Pension system in the Alpenrepublik – A Weak Spot of the Austrian Welfare State
Demographic trends in Austria, like falling birth rate and ageing population, have raised some concerns about stability of the pension system. The Austrian government pension programme, which pays for 90% of pensions, runs the so-called „Pay As You Go (PAYGO)“ scheme. Every employer and working individual in Austria is obliged to pay a contribution into a pension fund. These contributions are then used to finance the pensions of current retirees. The problem with this programme is that it is in danger of becoming unsustainable in case the number of retirees relative to contributors becomes too large, since the latter then have more pensions to finance. This appears to be the case in today’s Austria. There were 606 retirees for every 1000 contributors last year, which is an enormous difference compared to 1961, when it was only 354 retirees for 1000 contributors.
Constantly increasing pension expenditures are getting harder and harder to support. In 2015 the Austrian government had to inject more than €10 billion into the state pension funds. These costs represent about 3% of the Austrian GDP or about 13,5% of federal expenditure. Certain projections say this amount may rise up to €13,5 billion by 2019 and €31 billion by year 2060, which is no spare change.
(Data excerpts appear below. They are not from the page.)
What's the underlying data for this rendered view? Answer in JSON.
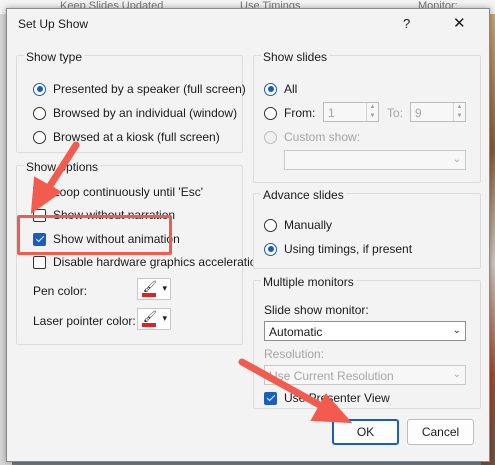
{
  "background": {
    "top_texts": [
      "Keep Slides Updated",
      "Use Timings",
      "Monitor: Automatic"
    ]
  },
  "dialog": {
    "title": "Set Up Show",
    "help_label": "?",
    "close_label": "✕",
    "show_type": {
      "title": "Show type",
      "options": [
        "Presented by a speaker (full screen)",
        "Browsed by an individual (window)",
        "Browsed at a kiosk (full screen)"
      ],
      "selected": 0
    },
    "show_options": {
      "title": "Show options",
      "loop": "Loop continuously until 'Esc'",
      "without_narration": "Show without narration",
      "without_animation": "Show without animation",
      "disable_hw": "Disable hardware graphics acceleration",
      "pen_color_label": "Pen color:",
      "laser_color_label": "Laser pointer color:"
    },
    "show_slides": {
      "title": "Show slides",
      "all_label": "All",
      "from_label": "From:",
      "from_value": "1",
      "to_label": "To:",
      "to_value": "9",
      "custom_label": "Custom show:",
      "custom_value": ""
    },
    "advance_slides": {
      "title": "Advance slides",
      "manually": "Manually",
      "using_timings": "Using timings, if present"
    },
    "monitors": {
      "title": "Multiple monitors",
      "monitor_label": "Slide show monitor:",
      "monitor_value": "Automatic",
      "resolution_label": "Resolution:",
      "resolution_value": "Use Current Resolution",
      "presenter_view": "Use Presenter View"
    },
    "ok_label": "OK",
    "cancel_label": "Cancel"
  },
  "colors": {
    "accent": "#1a5dbc",
    "annotation": "#f25b4d",
    "pen": "#e12020"
  }
}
Some of the past Austrian governments have recognised this problem, but their attempts to repair the pension system were insufficient and sometimes had adverse effects. For instance, gradually raising pension contributions from 11% of the salary in 1956 to current 22,8% placed a heavy burden on Austrian workers and employers.
Sustainable pension system models usually rely more on fully funded pension programmes, which means that today’s contributions are invested. When it is time to retire, each contributor receives the amount paid into the fund plus the return on investment. This way, the pension system depends less on demographic trends. In Denmark and Australia, for instance, government pensions are tax funded and act more like a safety net for senior citizens. But a larger part of pensions is financed through various private pension schemes in which government participates merely as an oversight. Another example would be the Swiss pension programme, which consists of a mandatory PAYGO and fully-funded pension programme. On top of that, additional voluntary savings for old age enjoy certain tax advantages.
The biggest challenge in transfering from a PAYGO to a more sustainable system are the „switching costs“. As soon as people start paying contributions into another pension fund, the government will face the problem of financing its liabilities towards current retirees. This newly emerged gap has to be financed somehow – e. g. by privatization revenue (given this is an option), cutting expenditure elsewhere, higher taxes, debt or some combination of these. Getting political support for any of the mentioned financing options is a feat in and of itself.
Austrian political parties, both those in government and in opposition, have all in a way recognised that sustainability of the pension system is threatened, but have been rather reluctant to give concrete suggestions. The need for reform has so far been mostly emphasised by NEOS, a liberal party, and interest groups like the Federation of Austrian Industries. On the other hand, a reform proposal which encompasses a fully funded programme is likely to be opposed by trade unions and the chamber of labour, who have expressed concerns about the riskiness of investment which the pension funds would undertake. The labour representatives believe many could lose their retirement accounts to uncertainty of the market. These worries are reasonable and finding ways to solve the issue of risk is an unavoidable subject of the pension reform discussion. But in the end, a sinking PAYGO pension fund does not exactly spell security either.